January 15, 2007

Conversations

Over the weekend I had a disagreement with a friend, someone whose goals I generally share. It reminded me of the reasons I started this site, and the reasons I keep working on Dryden politics and community.

The disagreement was over the importance of process versus the importance of getting a particular desired result. I know, I know - anyone who talks too much about process is bound to be boring, while results are what everyone wants, right? Just hand over the results and don't waste our time.

Except... well, that's the attitude that drives me crazy in local politics and local projects. Getting things done is important, yes, and fortunately a lot of things do get done.

Unfortunately, we need to do more than just get things done. We need to include people, need to get them out of their houses, and need to involve them in the conversation. There's a huge divide between expecting local government to just happen - someone will take care of it - and feeling that local government is a part of our lives, something that both affects us and includes us.

The first thing a community needs is community. The Town of Dryden's sense of community is stretched thin, across a lot of neighborhoods and interest groups. Sometimes those groups and neighborhoods see themselves as competing, but a lot of the time something worse happens: they don't even notice each other.

My hope here, and in the other projects I'm working on around Dryden, is to get enough people interested in talking about Dryden to grow conversations. Those conversations can happen here in comments, in people's houses, over cups of coffee, or at Town Hall - but I really do want people to talk.

They don't have to agree - they won't. I don't have visions of a happy Dryden where Democrats and Republicans, developers and environmentalists, tax-haters and services-lovers come together in some strange glossy advertisement with everyone smiling. They just need to share their opinions, and sometimes their time, and even though everyone won't likely get what they want, the results will reflect more of Dryden than what a few people who happened to be on a committee wanted.

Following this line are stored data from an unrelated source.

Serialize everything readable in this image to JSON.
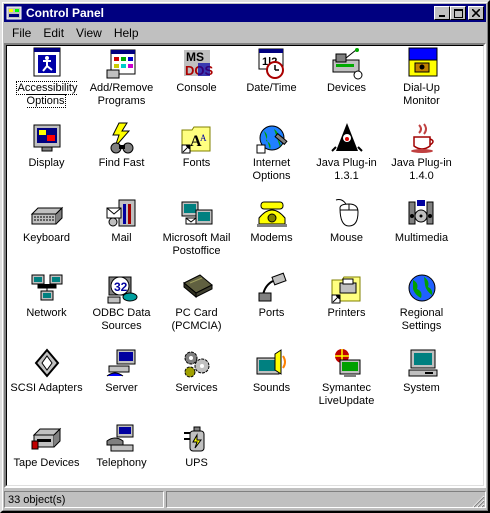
{
  "window": {
    "title": "Control Panel"
  },
  "menu": [
    "File",
    "Edit",
    "View",
    "Help"
  ],
  "items": [
    {
      "label": "Accessibility Options",
      "icon": "accessibility-icon"
    },
    {
      "label": "Add/Remove Programs",
      "icon": "add-remove-programs-icon"
    },
    {
      "label": "Console",
      "icon": "console-icon"
    },
    {
      "label": "Date/Time",
      "icon": "date-time-icon"
    },
    {
      "label": "Devices",
      "icon": "devices-icon"
    },
    {
      "label": "Dial-Up Monitor",
      "icon": "dial-up-monitor-icon"
    },
    {
      "label": "Display",
      "icon": "display-icon"
    },
    {
      "label": "Find Fast",
      "icon": "find-fast-icon"
    },
    {
      "label": "Fonts",
      "icon": "fonts-folder-icon"
    },
    {
      "label": "Internet Options",
      "icon": "internet-options-icon"
    },
    {
      "label": "Java Plug-in 1.3.1",
      "icon": "java-duke-icon"
    },
    {
      "label": "Java Plug-in 1.4.0",
      "icon": "java-cup-icon"
    },
    {
      "label": "Keyboard",
      "icon": "keyboard-icon"
    },
    {
      "label": "Mail",
      "icon": "mail-icon"
    },
    {
      "label": "Microsoft Mail Postoffice",
      "icon": "mail-postoffice-icon"
    },
    {
      "label": "Modems",
      "icon": "modem-telephone-icon"
    },
    {
      "label": "Mouse",
      "icon": "mouse-icon"
    },
    {
      "label": "Multimedia",
      "icon": "multimedia-icon"
    },
    {
      "label": "Network",
      "icon": "network-icon"
    },
    {
      "label": "ODBC Data Sources",
      "icon": "odbc-icon"
    },
    {
      "label": "PC Card (PCMCIA)",
      "icon": "pc-card-icon"
    },
    {
      "label": "Ports",
      "icon": "ports-plug-icon"
    },
    {
      "label": "Printers",
      "icon": "printers-folder-icon"
    },
    {
      "label": "Regional Settings",
      "icon": "globe-icon"
    },
    {
      "label": "SCSI Adapters",
      "icon": "scsi-icon"
    },
    {
      "label": "Server",
      "icon": "server-icon"
    },
    {
      "label": "Services",
      "icon": "services-gears-icon"
    },
    {
      "label": "Sounds",
      "icon": "speaker-icon"
    },
    {
      "label": "Symantec LiveUpdate",
      "icon": "liveupdate-icon"
    },
    {
      "label": "System",
      "icon": "computer-icon"
    },
    {
      "label": "Tape Devices",
      "icon": "tape-drive-icon"
    },
    {
      "label": "Telephony",
      "icon": "telephony-icon"
    },
    {
      "label": "UPS",
      "icon": "ups-battery-icon"
    }
  ],
  "status": {
    "text": "33 object(s)"
  },
  "colors": {
    "titlebar": "#000080",
    "face": "#c0c0c0",
    "content": "#ffffff"
  }
}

I know that even this is difficult, and the people who serve on those committees know how hard it is to get input. Input tends to come only after a lot of work has been put into results, though that's hardly surprising. It's hard to comment on things that don't yet exist, and early surveys can't possibly produce the kind of results that looking at a draft will. ("I know I wanted change, but this???")

Hopefully this site will make it easier to have those meaningful conversations earlier in the process and with more people, and eventually we'll have enough people involved that public involvement won't seem like such a strange idea.

If you have any more ideas for how to get there, let me know!

Posted by simon at January 15, 2007 10:07 PM in
Note on photos

3 Comments

KAZ said:

You said, "Input tends to come only after a lot of work has been put into results." I would add from experience that the kind of input you get in such cases is routinely negative and often surprised and aggrieved because "no one told us" X or Y was happening. Inclusion is good, early inclusion is best--but first people must be able to identify where they live, and perhaps a couple of reasons why they live there.

Simon said:

I wouldn't be so sure that all the feedback is negative, though negativity has a way of bringing people out to meetings. The Dryden Comprehensive Plan, for instance, had a fair amount of positive comment in its final passage process.

Yes, it would help for people to know where they live, and to think about why they live there. Hopefully that's something this site can help, at least for Dryden residents.

Mary Ann said:

I couldn't agree with you more about the importance of getting people into the conversation. Time consuming though it is, it's still the best way to get results.

In fact, you're right that building that conversation is an important goal in its own right. We need to move toward an understanding that government is not separate from the neighborhood. This is the fundamental Democratic viewpoint that Barack Obama described in this September speech.